- Origin: London, England, United Kingdom
- Genres: Midwest emo, math rock, punk rock, post-rock, post-hardcore
- Years active: 2014–present
- Label: Alcopop!
- Members: Joey Ashworth Ollie Greville Maeve Westall Connor Freeman Will Herman
- Past members: Zac Remy Lewis Luke Josh See Alexei Berrow

= Itoldyouiwouldeatyou =

itoldyouiwouldeatyou is a UK based indie-punk band.

== Background ==

In 2019, they compiled features with Master Peace, TeenSlasher91 & Worstworldproblem. These collaborations contributed to their creation of K.O.#1. The band started when lead singer, Joey Ashworth, decided they wanted to start a musical group that represented people they wanted to be like at college. Ashworth chose the name because they "thought it was funny to make ambient music but make it sound like a powerviolence band."

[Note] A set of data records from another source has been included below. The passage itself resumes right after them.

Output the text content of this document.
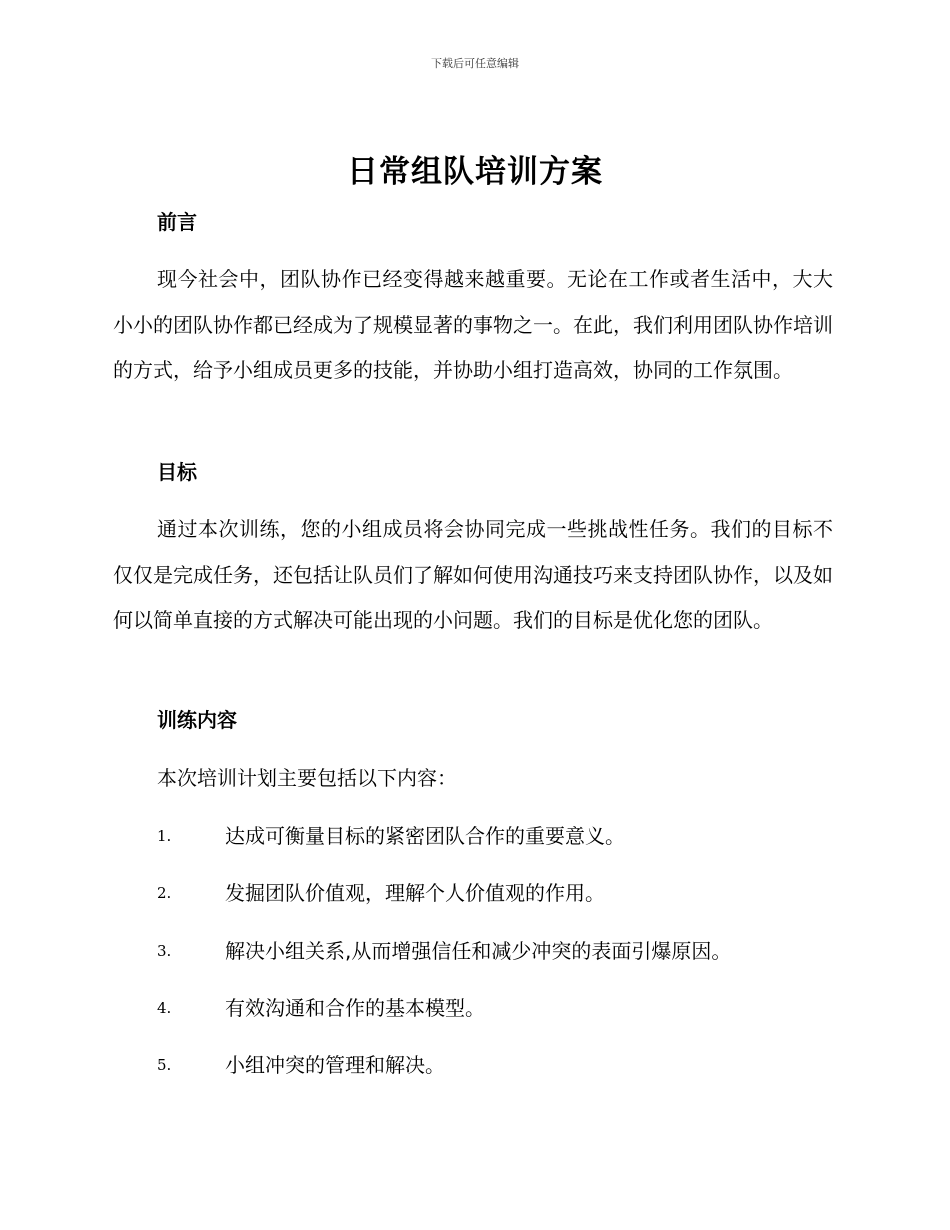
下载后可任意编辑
日常组队培训方案
前言
现今社会中，团队协作已经变得越来越重要。无论在工作或者生活中，大大小小的团队协作都已经成为了规模显著的事物之一。在此，我们利用团队协作培训的方式，给予小组成员更多的技能，并协助小组打造高效，协同的工作氛围。
目标
通过本次训练，您的小组成员将会协同完成一些挑战性任务。我们的目标不仅仅是完成任务，还包括让队员们了解如何使用沟通技巧来支持团队协作，以及如何以简单直接的方式解决可能出现的小问题。我们的目标是优化您的团队。
训练内容
本次培训计划主要包括以下内容：
1.	达成可衡量目标的紧密团队合作的重要意义。
2.	发掘团队价值观，理解个人价值观的作用。
3.	解决小组关系,从而增强信任和减少冲突的表面引爆原因。
4.	有效沟通和合作的基本模型。
5.	小组冲突的管理和解决。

Their composition has fluctuated in recent years.

Their debut album was "Oh Dearism".

Ashworth sings on every song on the album. The album was released with Alcopop! Records and Failure By Design. The Alternative gave them a "Good" album review in November 2018. By 2020, it had already racked up hundreds of thousands of plays on streaming platforms.

They have appeared in the Handmade Festival in 2019 and hosted a special showcase at the Great Escape.

On 28th November 2025, the band released "We were Having Such a Nice Day", a five track EP, as the first part in the rollout of unreleased music created in the six years since their first album.